Photo courtesy of Limpopo Valley Horse Safaris here

Safari

 

David Whitley goes giraffe and rhino-spotting from atop an elephant

 

Ahead of us, Michael plunges into the trees. His three startled riders try and dodge the thorns as he manages to uproot an entire acacia bush. “Takeaway food,” says Elias in front of me. “Michael always gets his takeaway food.” Michael, oblivious to the havoc he’s causing, wraps his trunk around the light snack and marches onwards. It is one thing to see an elephant on safari in Africa – but it’s altogether something different to hop on top of one and lumber through the sunburnt countryside. Suddenly the wildebeest and  antelopes look a little puny from up on high.

 

Of the six elephants in our herd, Michael is also the one who likes to threaten the rhinos. But on the flip side, he does a cracking job of playing with and looking after Titimalo. The nine month old super-cute elephant calf isn’t even his, but Michael seems to have taken on a surrogate uncle role. Such unexpected diversions aside, it’s beaming smiles all round for the novice riders. We’re all sat in imperious positions atop the elephants as we plod through the Letsatsing Game Park, and behind every bush is another giraffe, warthog, impala or zebra.

 

The Letsatsing Game Park isn’t technically part of the Pilanesberg Game Reserve that most people come to this part of the world for.

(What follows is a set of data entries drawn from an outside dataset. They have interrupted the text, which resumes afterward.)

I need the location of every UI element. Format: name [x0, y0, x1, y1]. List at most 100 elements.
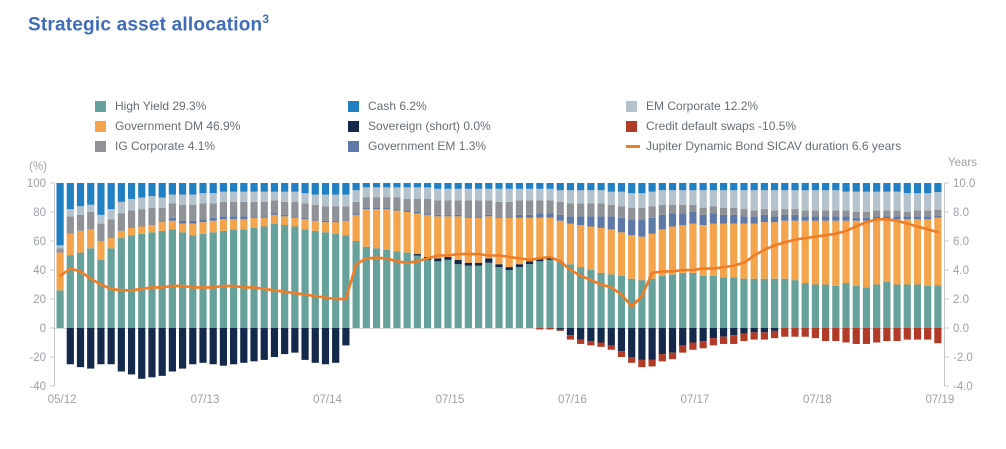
bar-segment-high_yield [832, 285, 840, 328]
bar-segment-high_yield [383, 249, 391, 328]
bar-segment-cash [852, 183, 860, 192]
bar-segment-cash [536, 183, 544, 189]
bar-segment-credit_default_swaps [750, 332, 758, 340]
bar-segment-government_em [587, 216, 595, 227]
bar-segment-cash [668, 183, 677, 191]
bar-segment-cash [903, 183, 911, 194]
bar-segment-government_dm [607, 229, 615, 275]
bar-segment-em_corporate [750, 190, 758, 211]
bar-segment-em_corporate [117, 201, 125, 214]
bar-segment-government_dm [546, 217, 554, 257]
bar-segment-government_em [199, 219, 207, 223]
bar-segment-em_corporate [291, 191, 299, 202]
bar-segment-sovereign_short [730, 328, 738, 336]
bar-segment-government_em [842, 216, 850, 221]
bar-segment-em_corporate [770, 190, 779, 211]
bar-segment-government_dm [332, 222, 340, 234]
bar-segment-high_yield [240, 229, 248, 328]
bar-segment-high_yield [148, 232, 156, 328]
bar-segment-sovereign_short [556, 328, 564, 330]
bar-segment-high_yield [873, 284, 881, 328]
bar-segment-ig_corporate [485, 200, 493, 215]
bar-segment-credit_default_swaps [852, 328, 860, 344]
bar-segment-high_yield [485, 262, 493, 328]
bar-segment-credit_default_swaps [587, 341, 595, 346]
bar-segment-government_dm [291, 217, 299, 227]
bar-segment-high_yield [97, 259, 105, 328]
bar-segment-high_yield [587, 270, 595, 328]
bar-segment-credit_default_swaps [536, 328, 544, 330]
bar-segment-em_corporate [658, 190, 666, 205]
bar-segment-cash [658, 183, 666, 191]
legend: High Yield 29.3% Government DM 46.9% IG Co… [0, 96, 1006, 154]
bar-segment-ig_corporate [250, 201, 258, 217]
bar-segment-ig_corporate [852, 212, 860, 218]
bar-segment-credit_default_swaps [934, 328, 942, 344]
bar-segment-em_corporate [832, 190, 840, 211]
bar-segment-government_dm [76, 230, 85, 253]
bar-segment-em_corporate [444, 188, 452, 201]
bar-segment-sovereign_short [66, 328, 74, 365]
bar-segment-government_em [740, 216, 748, 224]
bar-segment-em_corporate [311, 194, 319, 205]
bar-segment-cash [107, 183, 115, 210]
legend-item: High Yield 29.3% [95, 96, 240, 116]
bar-segment-ig_corporate [342, 206, 350, 220]
bar-segment-em_corporate [913, 193, 922, 211]
bar-segment-government_dm [709, 223, 717, 276]
bar-segment-ig_corporate [383, 197, 391, 208]
bar-segment-cash [709, 183, 717, 191]
bar-segment-ig_corporate [638, 207, 646, 220]
bar-segment-government_em [189, 220, 197, 224]
bar-segment-sovereign_short [577, 328, 585, 340]
legend-item: Government DM 46.9% [95, 116, 240, 136]
bar-segment-high_yield [924, 285, 932, 328]
bar-segment-cash [56, 183, 64, 246]
bar-segment-cash [158, 183, 166, 198]
bar-segment-government_dm [178, 223, 187, 233]
bar-segment-government_em [260, 216, 268, 218]
bar-segment-government_em [515, 214, 524, 218]
bar-segment-high_yield [127, 235, 136, 328]
bar-segment-government_dm [107, 238, 115, 249]
bar-segment-em_corporate [178, 194, 187, 205]
bar-segment-cash [474, 183, 483, 189]
bar-segment-em_corporate [811, 190, 820, 211]
bar-segment-government_dm [474, 217, 483, 263]
bar-segment-cash [515, 183, 524, 189]
axis-tick-label: 07/16 [558, 394, 587, 406]
bar-segment-government_dm [240, 219, 248, 230]
bar-segment-government_dm [127, 227, 136, 236]
bar-segment-government_em [668, 213, 677, 227]
bar-segment-government_dm [577, 225, 585, 268]
bar-segment-em_corporate [648, 191, 656, 207]
bar-segment-sovereign_short [719, 328, 728, 337]
bar-segment-em_corporate [760, 190, 768, 210]
bar-segment-cash [342, 183, 350, 195]
bar-segment-government_em [903, 216, 911, 220]
bar-segment-cash [566, 183, 575, 191]
bar-segment-sovereign_short [158, 328, 166, 376]
bar-segment-cash [270, 183, 279, 192]
bar-segment-government_em [332, 220, 340, 223]
bar-segment-credit_default_swaps [566, 335, 575, 340]
bar-segment-cash [454, 183, 462, 189]
bar-segment-em_corporate [76, 206, 85, 215]
bar-segment-credit_default_swaps [638, 359, 646, 368]
bar-segment-ig_corporate [668, 204, 677, 214]
bar-segment-credit_default_swaps [740, 333, 748, 342]
bar-segment-government_dm [811, 220, 820, 285]
bar-segment-ig_corporate [393, 197, 401, 210]
legend-swatch [348, 120, 359, 132]
bar-segment-government_dm [321, 222, 330, 233]
bar-segment-cash [842, 183, 850, 192]
bar-segment-em_corporate [689, 190, 697, 205]
bar-segment-em_corporate [342, 194, 350, 207]
bar-segment-government_dm [301, 219, 309, 230]
legend-item: Sovereign (short) 0.0% [348, 116, 491, 136]
bar-segment-ig_corporate [822, 210, 830, 217]
bar-segment-em_corporate [383, 187, 391, 198]
y-axis-right: Years 10.0 8.0 6.0 4.0 2.0 0.0 -2.0 -4.0 [944, 157, 977, 393]
bar-segment-government_em [719, 214, 728, 224]
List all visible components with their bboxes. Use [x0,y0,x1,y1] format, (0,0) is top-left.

It is privately owned, and there are no big cats to spook the elephants, but the big beasts of the Pilanesberg are just over the fence. And don’t we know it when a dominant bull elephant stares out our herd from the other side of the electric fence. Elias steers us away, commanding our lumbering steed to “get over”. It means turn right, and is one of the 36 commands that the elephants learn during their two year training period.

 

Not that the one telling them to stop eating has much effect. By the end of our journey, each of the five jumbos has a satisfying haul of foliage with them. Which, given that we get to feed them afterwards, is just plain greedy. Hand feeding an elephant is a rather bizarre experience. You can do it one of two ways – risking your trembling paw by putting the food directly into their mouth, or waiting for them to turn their trunk around so you can put din-dins into that. Either way, they seem grateful, and seem to give us a wave after feeding time is over and they’re released back onto the grasslands.